2025-04-21T07:21:16Z proxy[e825104f015398] mad [error][PR04] could not find a good candidate within 20 attempts at load balancing
2025-04-21T07:21:19Z app[e825104f015398] mad [info]I, [2025-04-21T07:21:19.037429 #668]  INFO -- : [05d11e95-b94e-4c51-bb69-0bbfda6ab7f5] Started GET "/up" for 172.19.25.177 at 2025-04-21 07:21:19 +0000
2025-04-21T07:21:19Z app[e825104f015398] mad [info]I, [2025-04-21T07:21:19.038500 #668]  INFO -- : [05d11e95-b94e-4c51-bb69-0bbfda6ab7f5] Processing by Rails::HealthController#show as HTML
2025-04-21T07:21:19Z app[e825104f015398] mad [info]I, [2025-04-21T07:21:19.039100 #668]  INFO -- : [05d11e95-b94e-4c51-bb69-0bbfda6ab7f5] Completed 200 OK in 0ms (Views: 0.2ms | ActiveRecord: 0.0ms (0 queries, 0 cached) | GC: 0.0ms)
2025-04-21T07:21:19Z health[e825104f015398] mad [info]Health check on port 3000 is now passing.

(despite the health check finally passing, the client has already received a 502 by then)

halfer · April 21, 2025, 9:41am

Is the healthcheck one written by you, or is it a default one from Fly? Could you tell us more about it, and show us the code? (Some healthchecks only report that the container is running, and do not take the listener into account, though I acknowledge that does not seem to be the case here).

quanrong · April 21, 2025, 10:03am

Than you for your reply. The problem is not the healthcheck (which is the default from Fly), but the app returning a 502 to the request that is waking up the server. I suppose the relevant line is this:

2025-04-21T07:21:16Z proxy[e825104f015398] mad [error][PR04] could not find a good candidate within 20 attempts at load balancing

I have fixed the issue for this app by setting it to suspend instead of stop. However, I’m having the same issue now for a GPU service that can’t be suspended, only stopped. The service is just a simple fastapi app with ollama. It sometimes fails with the same PR04 error due to 20 attempts at load balancing because it takes a long time to start (around 10 seconds), and sends a 502. Once loaded, it doesn’t fail anymore.

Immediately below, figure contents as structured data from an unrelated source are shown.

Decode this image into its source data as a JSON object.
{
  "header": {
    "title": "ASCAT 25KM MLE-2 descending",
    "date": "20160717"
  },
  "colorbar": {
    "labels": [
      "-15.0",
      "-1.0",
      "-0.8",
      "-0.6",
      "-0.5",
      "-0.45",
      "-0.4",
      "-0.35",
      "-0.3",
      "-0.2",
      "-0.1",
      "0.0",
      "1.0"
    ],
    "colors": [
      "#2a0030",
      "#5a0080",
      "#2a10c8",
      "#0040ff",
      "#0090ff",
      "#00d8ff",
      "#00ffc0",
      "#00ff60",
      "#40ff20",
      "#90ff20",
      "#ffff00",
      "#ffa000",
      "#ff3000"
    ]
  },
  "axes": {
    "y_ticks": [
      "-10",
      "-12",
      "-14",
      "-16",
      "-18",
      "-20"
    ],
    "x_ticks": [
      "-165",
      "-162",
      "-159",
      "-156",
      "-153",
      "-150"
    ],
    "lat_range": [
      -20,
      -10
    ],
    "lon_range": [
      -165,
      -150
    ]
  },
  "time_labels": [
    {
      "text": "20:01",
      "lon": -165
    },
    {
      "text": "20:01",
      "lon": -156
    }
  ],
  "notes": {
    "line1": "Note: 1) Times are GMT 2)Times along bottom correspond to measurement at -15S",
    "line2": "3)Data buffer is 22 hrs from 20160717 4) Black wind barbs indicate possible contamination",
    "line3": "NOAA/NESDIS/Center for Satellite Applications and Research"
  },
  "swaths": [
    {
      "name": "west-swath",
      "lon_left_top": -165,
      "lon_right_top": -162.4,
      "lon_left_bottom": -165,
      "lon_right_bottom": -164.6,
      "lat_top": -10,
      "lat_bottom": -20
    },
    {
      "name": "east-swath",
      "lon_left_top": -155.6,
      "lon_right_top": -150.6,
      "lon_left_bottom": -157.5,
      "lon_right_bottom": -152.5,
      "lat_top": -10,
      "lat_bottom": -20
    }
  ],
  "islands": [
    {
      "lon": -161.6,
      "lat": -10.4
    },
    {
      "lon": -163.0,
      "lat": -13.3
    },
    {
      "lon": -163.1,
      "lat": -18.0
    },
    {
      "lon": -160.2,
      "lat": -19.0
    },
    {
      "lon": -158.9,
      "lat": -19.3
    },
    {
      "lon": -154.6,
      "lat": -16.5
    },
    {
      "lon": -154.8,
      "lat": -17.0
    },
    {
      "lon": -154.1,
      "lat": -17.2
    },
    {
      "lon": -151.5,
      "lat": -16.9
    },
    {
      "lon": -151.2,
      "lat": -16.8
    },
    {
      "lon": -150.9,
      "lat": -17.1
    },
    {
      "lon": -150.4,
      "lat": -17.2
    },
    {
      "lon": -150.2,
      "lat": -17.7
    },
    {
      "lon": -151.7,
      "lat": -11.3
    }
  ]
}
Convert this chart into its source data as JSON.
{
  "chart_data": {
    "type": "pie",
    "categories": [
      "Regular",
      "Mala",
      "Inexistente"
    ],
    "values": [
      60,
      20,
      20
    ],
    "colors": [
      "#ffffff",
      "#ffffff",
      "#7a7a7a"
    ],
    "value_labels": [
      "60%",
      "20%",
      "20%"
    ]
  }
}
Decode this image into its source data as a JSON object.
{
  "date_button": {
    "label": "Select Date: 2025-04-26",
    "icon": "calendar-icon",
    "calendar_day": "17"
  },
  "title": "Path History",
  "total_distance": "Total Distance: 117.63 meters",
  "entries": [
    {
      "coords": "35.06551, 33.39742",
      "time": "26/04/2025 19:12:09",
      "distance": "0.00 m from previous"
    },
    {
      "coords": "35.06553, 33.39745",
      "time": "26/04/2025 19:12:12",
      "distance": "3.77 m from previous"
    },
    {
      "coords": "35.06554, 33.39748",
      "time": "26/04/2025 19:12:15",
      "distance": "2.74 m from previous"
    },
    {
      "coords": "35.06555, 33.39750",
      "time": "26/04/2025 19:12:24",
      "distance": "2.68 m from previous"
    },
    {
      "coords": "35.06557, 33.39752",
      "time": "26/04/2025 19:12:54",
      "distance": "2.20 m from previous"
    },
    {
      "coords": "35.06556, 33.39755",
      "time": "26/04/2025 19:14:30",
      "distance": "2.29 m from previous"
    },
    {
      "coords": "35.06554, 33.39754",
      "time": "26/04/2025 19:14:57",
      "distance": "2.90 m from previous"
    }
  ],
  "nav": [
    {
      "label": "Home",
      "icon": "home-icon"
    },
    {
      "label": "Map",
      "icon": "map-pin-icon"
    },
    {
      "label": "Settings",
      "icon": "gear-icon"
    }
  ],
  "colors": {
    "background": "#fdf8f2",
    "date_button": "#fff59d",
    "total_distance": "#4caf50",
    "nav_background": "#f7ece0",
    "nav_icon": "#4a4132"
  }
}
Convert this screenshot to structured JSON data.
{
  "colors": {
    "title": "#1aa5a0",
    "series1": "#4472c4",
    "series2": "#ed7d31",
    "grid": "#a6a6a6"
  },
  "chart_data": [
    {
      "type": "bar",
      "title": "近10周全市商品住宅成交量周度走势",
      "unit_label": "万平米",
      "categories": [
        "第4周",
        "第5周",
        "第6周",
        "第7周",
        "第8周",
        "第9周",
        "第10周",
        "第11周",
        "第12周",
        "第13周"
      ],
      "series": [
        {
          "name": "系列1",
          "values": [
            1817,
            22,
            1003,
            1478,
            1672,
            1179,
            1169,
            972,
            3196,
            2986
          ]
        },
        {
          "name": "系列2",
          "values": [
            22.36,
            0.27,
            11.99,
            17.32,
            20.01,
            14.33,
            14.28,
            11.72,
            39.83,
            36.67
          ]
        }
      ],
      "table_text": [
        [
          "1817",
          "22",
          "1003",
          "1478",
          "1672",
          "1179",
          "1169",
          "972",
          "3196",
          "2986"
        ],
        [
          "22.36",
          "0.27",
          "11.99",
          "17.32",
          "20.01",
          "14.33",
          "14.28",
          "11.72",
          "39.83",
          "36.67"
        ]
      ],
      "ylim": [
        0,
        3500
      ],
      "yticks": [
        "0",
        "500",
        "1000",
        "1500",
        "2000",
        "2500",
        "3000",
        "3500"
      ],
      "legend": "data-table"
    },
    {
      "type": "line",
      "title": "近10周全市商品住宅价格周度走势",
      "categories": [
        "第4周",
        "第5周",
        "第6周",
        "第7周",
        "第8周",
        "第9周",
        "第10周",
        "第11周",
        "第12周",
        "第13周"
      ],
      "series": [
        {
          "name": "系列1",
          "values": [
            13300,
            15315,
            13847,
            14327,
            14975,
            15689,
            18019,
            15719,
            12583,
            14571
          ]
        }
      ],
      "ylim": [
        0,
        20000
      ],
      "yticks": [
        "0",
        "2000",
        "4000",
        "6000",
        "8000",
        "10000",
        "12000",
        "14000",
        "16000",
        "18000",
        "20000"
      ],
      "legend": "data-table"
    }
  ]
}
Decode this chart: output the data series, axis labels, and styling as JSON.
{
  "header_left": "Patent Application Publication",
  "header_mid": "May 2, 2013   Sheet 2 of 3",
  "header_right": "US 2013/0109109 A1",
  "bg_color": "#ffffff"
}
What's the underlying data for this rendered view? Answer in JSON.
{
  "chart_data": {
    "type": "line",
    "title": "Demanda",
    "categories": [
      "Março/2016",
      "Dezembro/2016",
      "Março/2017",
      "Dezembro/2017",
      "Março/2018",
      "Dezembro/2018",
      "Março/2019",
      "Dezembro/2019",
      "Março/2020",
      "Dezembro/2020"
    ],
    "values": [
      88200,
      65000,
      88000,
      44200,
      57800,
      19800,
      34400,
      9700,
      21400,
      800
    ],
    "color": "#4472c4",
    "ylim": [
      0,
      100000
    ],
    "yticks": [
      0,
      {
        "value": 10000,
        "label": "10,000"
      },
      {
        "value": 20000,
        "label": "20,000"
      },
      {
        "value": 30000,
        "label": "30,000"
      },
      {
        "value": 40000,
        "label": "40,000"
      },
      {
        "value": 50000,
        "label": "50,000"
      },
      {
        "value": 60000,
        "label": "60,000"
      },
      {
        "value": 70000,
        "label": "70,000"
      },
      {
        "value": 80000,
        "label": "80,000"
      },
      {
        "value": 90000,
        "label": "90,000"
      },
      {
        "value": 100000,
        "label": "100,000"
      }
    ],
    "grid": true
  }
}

As you can see here, the code for this endpoint is extremely simple, so I don’t think it’s a problem with the code:

@app.post("/awaken")
async def awaken_ollama():
    return ollama.chat(model=MODEL)

(this loads the model if not loaded already)

This issue is difficult to reproduce, because it sometimes happens and sometimes it doesn’t.

Edit: sometimes this GPU app fails after apparently one attempt at load balancing:

proxy[908064e9a570d8] ord [error][PR04] could not find a good candidate within 1 attempts at load balancing

halfer · April 21, 2025, 10:08am

My first suspicion is that it’s the health-check. I would add a custom one, assuming Fly will use a HEALTHCHECK in your Dockerfile instead of the default, and of course in that check you can do a much deeper assessment of your system health, including HTTP listener and database connectivity.

Of course I cannot promise this will solve your problem, but it is the first thing I would try.

quanrong · April 21, 2025, 10:23am

You were right. Setting my own health check fixed this issue. Thanks a lot!

system · April 28, 2025, 10:23am

This topic was automatically closed 7 days after the last reply. New replies are no longer allowed.